Test for leaks as mentioned above…no leak, I would sand down to the depth of cracked gel, reapply gel or a layer of g-flex, sand, then color match…

I would highly recommend not using the boat until you fix the surface coat. If the crack does extend into the fabric and if it is Kevlar, you do not want to expose that to water, because it can wick the water into the fabric beyond the damaged area. If that occurs, it might require some additional steps to dry it out.

You might as well resolve yourself to learning how to make these repairs, because no matter how careful you are, crap happens. It is a very reassuring feeling to know that you can fix it and make it look like new.

You believe the Kevlar wicking myth??

jackl, you should re-read the original
post- the OP said the neighbor had a plastic kiddie pool, not that his kayak was plastic. Just sayin’.

I did reread it, and the OP said:
“I would rather not hear that now I have a thousand dollars worth of scrap plastic”

Who had the senior moment- You or me ?

Jack L

there’s no fixing
a fallen souffle!

definitely me!
Sorry about that.

Some good input here and much less childish condescending cr*p than I feared.

I’ll take a look at those tutorials, and decide whether this is a self-fix (I’m reasonably handy) or I need professional help.

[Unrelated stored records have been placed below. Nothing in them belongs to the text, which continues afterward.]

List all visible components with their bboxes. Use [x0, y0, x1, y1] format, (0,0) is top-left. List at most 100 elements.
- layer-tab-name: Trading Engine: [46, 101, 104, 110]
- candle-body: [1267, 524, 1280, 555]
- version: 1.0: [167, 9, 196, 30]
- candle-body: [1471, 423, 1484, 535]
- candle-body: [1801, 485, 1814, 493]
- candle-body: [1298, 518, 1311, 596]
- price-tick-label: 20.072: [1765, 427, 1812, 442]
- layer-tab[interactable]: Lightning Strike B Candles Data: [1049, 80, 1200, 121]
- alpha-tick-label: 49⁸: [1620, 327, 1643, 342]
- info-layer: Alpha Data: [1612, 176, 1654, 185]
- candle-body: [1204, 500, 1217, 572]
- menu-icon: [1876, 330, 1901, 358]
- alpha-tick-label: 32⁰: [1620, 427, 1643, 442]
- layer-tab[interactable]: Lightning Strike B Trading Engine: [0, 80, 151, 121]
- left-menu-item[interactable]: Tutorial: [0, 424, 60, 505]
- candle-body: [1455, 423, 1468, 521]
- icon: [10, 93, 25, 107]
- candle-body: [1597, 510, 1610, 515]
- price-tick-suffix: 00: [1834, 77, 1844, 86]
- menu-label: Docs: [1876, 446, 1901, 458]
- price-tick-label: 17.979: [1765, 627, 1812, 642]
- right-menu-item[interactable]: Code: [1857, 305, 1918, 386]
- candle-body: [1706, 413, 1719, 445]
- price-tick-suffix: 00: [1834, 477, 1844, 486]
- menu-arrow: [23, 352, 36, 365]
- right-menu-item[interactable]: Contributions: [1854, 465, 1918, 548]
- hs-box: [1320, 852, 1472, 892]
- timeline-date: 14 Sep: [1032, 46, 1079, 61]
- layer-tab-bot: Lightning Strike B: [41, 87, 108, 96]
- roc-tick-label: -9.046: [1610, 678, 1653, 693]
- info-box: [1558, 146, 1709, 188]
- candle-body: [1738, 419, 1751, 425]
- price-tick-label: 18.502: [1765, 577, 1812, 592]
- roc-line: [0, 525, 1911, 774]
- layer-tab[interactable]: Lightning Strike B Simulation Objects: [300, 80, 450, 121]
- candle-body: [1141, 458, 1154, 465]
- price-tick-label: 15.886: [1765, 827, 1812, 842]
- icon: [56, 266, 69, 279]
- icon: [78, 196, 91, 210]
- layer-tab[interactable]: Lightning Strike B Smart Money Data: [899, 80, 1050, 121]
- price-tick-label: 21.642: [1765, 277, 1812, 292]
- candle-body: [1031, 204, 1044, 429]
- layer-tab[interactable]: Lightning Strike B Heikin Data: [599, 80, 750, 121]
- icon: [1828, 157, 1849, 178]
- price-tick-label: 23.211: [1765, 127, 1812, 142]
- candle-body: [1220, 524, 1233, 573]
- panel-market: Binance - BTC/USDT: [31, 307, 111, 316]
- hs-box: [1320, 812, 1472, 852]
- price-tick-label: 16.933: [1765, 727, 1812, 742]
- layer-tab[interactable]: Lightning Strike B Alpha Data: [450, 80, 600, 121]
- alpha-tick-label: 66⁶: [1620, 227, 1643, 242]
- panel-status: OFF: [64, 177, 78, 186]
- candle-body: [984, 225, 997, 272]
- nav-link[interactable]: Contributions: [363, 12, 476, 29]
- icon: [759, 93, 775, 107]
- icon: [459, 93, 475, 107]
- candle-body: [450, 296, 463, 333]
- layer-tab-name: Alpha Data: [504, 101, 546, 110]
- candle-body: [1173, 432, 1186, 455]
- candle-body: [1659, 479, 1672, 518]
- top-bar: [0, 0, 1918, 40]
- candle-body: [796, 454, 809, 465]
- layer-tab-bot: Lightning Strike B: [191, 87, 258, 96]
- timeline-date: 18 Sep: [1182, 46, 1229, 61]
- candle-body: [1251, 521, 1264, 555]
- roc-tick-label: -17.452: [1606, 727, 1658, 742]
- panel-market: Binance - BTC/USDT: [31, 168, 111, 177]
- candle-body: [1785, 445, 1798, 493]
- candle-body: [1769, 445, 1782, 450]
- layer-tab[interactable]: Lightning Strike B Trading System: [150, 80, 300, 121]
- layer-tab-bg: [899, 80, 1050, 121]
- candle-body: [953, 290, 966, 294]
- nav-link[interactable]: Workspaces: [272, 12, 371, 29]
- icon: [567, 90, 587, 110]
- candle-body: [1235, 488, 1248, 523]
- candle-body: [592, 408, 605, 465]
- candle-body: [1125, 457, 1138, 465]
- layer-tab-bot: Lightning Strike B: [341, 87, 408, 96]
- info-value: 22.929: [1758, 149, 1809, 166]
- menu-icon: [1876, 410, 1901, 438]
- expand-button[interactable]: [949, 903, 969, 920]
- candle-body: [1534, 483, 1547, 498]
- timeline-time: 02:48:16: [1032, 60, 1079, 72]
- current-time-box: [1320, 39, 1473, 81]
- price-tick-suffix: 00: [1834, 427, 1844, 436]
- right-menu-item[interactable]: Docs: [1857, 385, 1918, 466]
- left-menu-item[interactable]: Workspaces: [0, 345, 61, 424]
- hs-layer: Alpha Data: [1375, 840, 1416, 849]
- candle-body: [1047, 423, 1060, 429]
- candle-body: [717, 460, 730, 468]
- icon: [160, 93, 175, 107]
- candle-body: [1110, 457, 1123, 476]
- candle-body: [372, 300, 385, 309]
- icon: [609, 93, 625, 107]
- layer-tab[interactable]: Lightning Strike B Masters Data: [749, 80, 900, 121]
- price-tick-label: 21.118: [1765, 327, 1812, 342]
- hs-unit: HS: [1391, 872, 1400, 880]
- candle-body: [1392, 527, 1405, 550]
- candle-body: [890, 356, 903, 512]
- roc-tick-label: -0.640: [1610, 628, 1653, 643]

To repeat, looking inside, I saw no evidence of a crack. However, I don’t want to be in denial on this and just see what I want to see.

Long term, I need a lower trailer or a taller wife – stay turned.

Don’t overthink “plastic”; to me, the resin used in fiberglass and similar construction is “plastic” even if not ABS or poly. If I had to cut it up into small enough pieces for the garbage man to haul away, it wouldn’t matter what the material is, does it.

no, but it sure matters
to people who are trying to help you evaluate repair online whether it’s plastic, fiberglass, or kevlar.

They don’t call tandems "divorce yaks"
for nothing…

inspect and
gel coat…inspect and gelcoat …

I second Grayhawks suggestion,
after it’s been repaired. I’ve had a Hullavator for many years and as a shorty, and senior at that, I highly recommend one.

A bit costly? Yes, but it’s more than paid me back by allowing me to get it off the car, on the water easier, quicker, without a struggle and able to enjoy my outing. IMO, piece of cake compared to the ‘lift up over your head’ style!!

…is on my Possibilties List. I spoke to my wife last night and basically, we cannot stay at status quo; she’s upset, thinks it her fault, when it was me that put her in an impossible situation.

On top of a $$$$ kayak, and right behind that a $$$$ utility trailer (needed for other purposes), and a $$$$ custom-made rack to put the boat ON the trailer, until now the idea of a $$$$ Hullivator put me into “haven’t I spent enough?” mode. Now, it all depends on what it cost to fix the boat. Doh!

Also, looked on-line briefly yesterday at kayak trailers , which would solve other problems, like the (ahem) “lively” ride of the rather stiffly sprung trailer, which cannot be good for the boat. Moreover, it’s unnerving to look up and see the nose of the boat directly above and behind my head while towing (vehicle is a Honda S2000 roaster, top-down you certainly cannot ignore the boat’s presence). Alas, we only have 1/2-acre, plenty of landscaping, would need a place to store yet another trailer. But it would cut the “lift height” by (WAG) half.